Years later you are waiting to walk down the aisle and you have a moment alone and he comes back to you and you can smell the blood and feel all dirty again, Why now, go away, this is my day, I am sorry you can't have one. Children are born and you smile with pride and he comes back to you and takes even this birth from you.

You are with your friends out on a hunt and the sound of a distant shot brings him back once again and the whole day is lost in grief and sorrow. They ask if you saw anything and you say no.

You hear talk of war, flags are being waved, and you know what is going to happen. He is there begging you to stop this one. You see the young men getting ready to leave for another war, they are all covered in blood in your eyes

You are not alone, there were others there that night and they have to suffer the same. Some place there is a Mother that still waits and remembers every day just like you. Birthdays come and go and she cries

There is the wife that loved him, but feels cheated because he never came home. All the plans, all the love, lost. Even for her it is never over. That song on the radio sounds so good to friends, but brings tears and pain to her.

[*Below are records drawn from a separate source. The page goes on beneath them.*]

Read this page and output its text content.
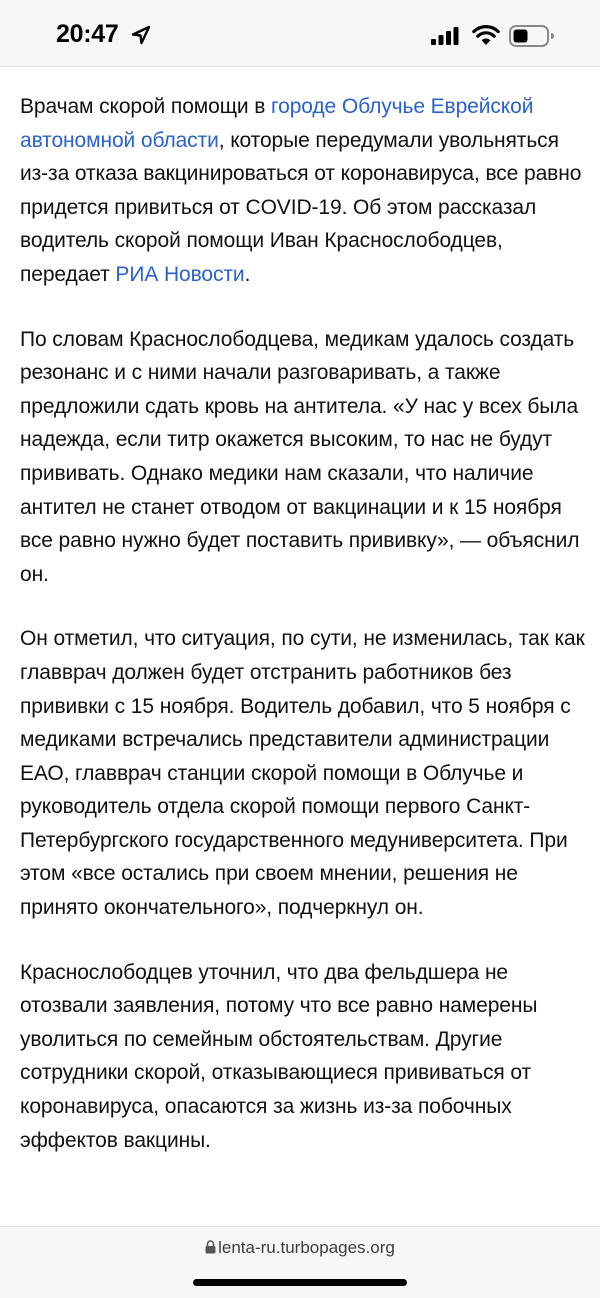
20:47

Врачам скорой помощи в городе Облучье Еврейской автономной области, которые передумали увольняться из-за отказа вакцинироваться от коронавируса, все равно придется привиться от COVID-19. Об этом рассказал водитель скорой помощи Иван Краснослободцев, передает РИА Новости.

По словам Краснослободцева, медикам удалось создать резонанс и с ними начали разговаривать, а также предложили сдать кровь на антитела. «У нас у всех была надежда, если титр окажется высоким, то нас не будут прививать. Однако медики нам сказали, что наличие антител не станет отводом от вакцинации и к 15 ноября все равно нужно будет поставить прививку», — объяснил он.

Он отметил, что ситуация, по сути, не изменилась, так как главврач должен будет отстранить работников без прививки с 15 ноября. Водитель добавил, что 5 ноября с медиками встречались представители администрации ЕАО, главврач станции скорой помощи в Облучье и руководитель отдела скорой помощи первого Санкт-Петербургского государственного медуниверситета. При этом «все остались при своем мнении, решения не принято окончательного», подчеркнул он.

Краснослободцев уточнил, что два фельдшера не отозвали заявления, потому что все равно намерены уволиться по семейным обстоятельствам. Другие сотрудники скорой, отказывающиеся прививаться от коронавируса, опасаются за жизнь из-за побочных эффектов вакцины.

lenta-ru.turbopages.org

Brothers and sisters think of you often and have to explain your death over and over again to their children and the memories of your loss are there for every holiday and they still remember your car.

Some Marines had kids that never knew their dad except through pictures and there is that Medal up stairs in the dresser. Now only a picture, but dad looks younger than me. He never did get to grow older.

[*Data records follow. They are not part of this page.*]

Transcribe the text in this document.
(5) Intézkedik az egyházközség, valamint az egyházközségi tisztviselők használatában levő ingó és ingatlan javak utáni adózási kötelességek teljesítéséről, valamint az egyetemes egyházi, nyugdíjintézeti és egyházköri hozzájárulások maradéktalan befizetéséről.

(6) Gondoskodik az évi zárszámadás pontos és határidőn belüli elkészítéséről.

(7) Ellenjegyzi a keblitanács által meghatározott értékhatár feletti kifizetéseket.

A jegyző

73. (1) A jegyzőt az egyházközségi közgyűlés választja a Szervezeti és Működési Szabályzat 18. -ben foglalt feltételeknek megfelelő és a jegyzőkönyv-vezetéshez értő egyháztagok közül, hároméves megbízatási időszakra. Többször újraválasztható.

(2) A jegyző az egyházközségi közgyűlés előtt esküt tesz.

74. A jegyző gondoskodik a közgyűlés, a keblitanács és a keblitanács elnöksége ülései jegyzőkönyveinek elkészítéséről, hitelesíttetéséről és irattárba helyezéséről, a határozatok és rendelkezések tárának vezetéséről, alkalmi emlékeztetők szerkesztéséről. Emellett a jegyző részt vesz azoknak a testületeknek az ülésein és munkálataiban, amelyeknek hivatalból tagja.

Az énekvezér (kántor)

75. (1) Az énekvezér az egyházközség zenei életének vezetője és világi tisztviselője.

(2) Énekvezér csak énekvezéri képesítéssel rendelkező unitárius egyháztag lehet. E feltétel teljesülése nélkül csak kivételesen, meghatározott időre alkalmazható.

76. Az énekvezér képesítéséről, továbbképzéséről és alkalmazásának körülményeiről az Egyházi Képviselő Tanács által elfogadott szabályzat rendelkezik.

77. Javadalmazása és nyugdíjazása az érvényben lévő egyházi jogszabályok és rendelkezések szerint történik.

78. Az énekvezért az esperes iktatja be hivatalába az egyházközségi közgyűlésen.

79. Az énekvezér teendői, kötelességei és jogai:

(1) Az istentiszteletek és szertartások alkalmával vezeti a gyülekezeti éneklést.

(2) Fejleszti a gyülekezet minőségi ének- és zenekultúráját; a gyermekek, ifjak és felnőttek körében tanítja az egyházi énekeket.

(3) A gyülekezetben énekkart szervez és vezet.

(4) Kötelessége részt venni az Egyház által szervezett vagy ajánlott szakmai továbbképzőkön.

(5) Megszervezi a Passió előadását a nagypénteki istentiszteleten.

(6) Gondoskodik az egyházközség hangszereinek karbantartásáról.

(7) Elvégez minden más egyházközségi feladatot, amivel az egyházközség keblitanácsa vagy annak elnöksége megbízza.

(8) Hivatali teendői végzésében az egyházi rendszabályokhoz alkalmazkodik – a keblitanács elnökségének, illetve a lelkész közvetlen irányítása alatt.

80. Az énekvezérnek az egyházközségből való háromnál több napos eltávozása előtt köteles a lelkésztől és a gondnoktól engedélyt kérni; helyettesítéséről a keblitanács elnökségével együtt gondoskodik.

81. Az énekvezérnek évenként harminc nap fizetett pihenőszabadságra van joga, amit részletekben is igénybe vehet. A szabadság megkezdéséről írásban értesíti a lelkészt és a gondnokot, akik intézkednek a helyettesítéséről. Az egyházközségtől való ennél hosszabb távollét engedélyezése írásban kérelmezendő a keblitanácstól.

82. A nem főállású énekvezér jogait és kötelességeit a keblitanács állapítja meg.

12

Still I think it is hardest for those that had to put him in that body bag. There is always the guilt and that smell that comes back mostly when you are alone. I am going up to take a nap and there he is waiting for you, so you can die with him again.

In every war there is a unit that is never spoken of and that is Graves Registration and those men have to take your friend out of that bag and clean him up and put him back together enough so that he can go home. I don't know what happens to the men of that unit.

President Bush was a cheer leader in college. He could have been with me that night, but he wasn't. President Bush will cheer the troops on to victory, but he doesn't know how to play the game.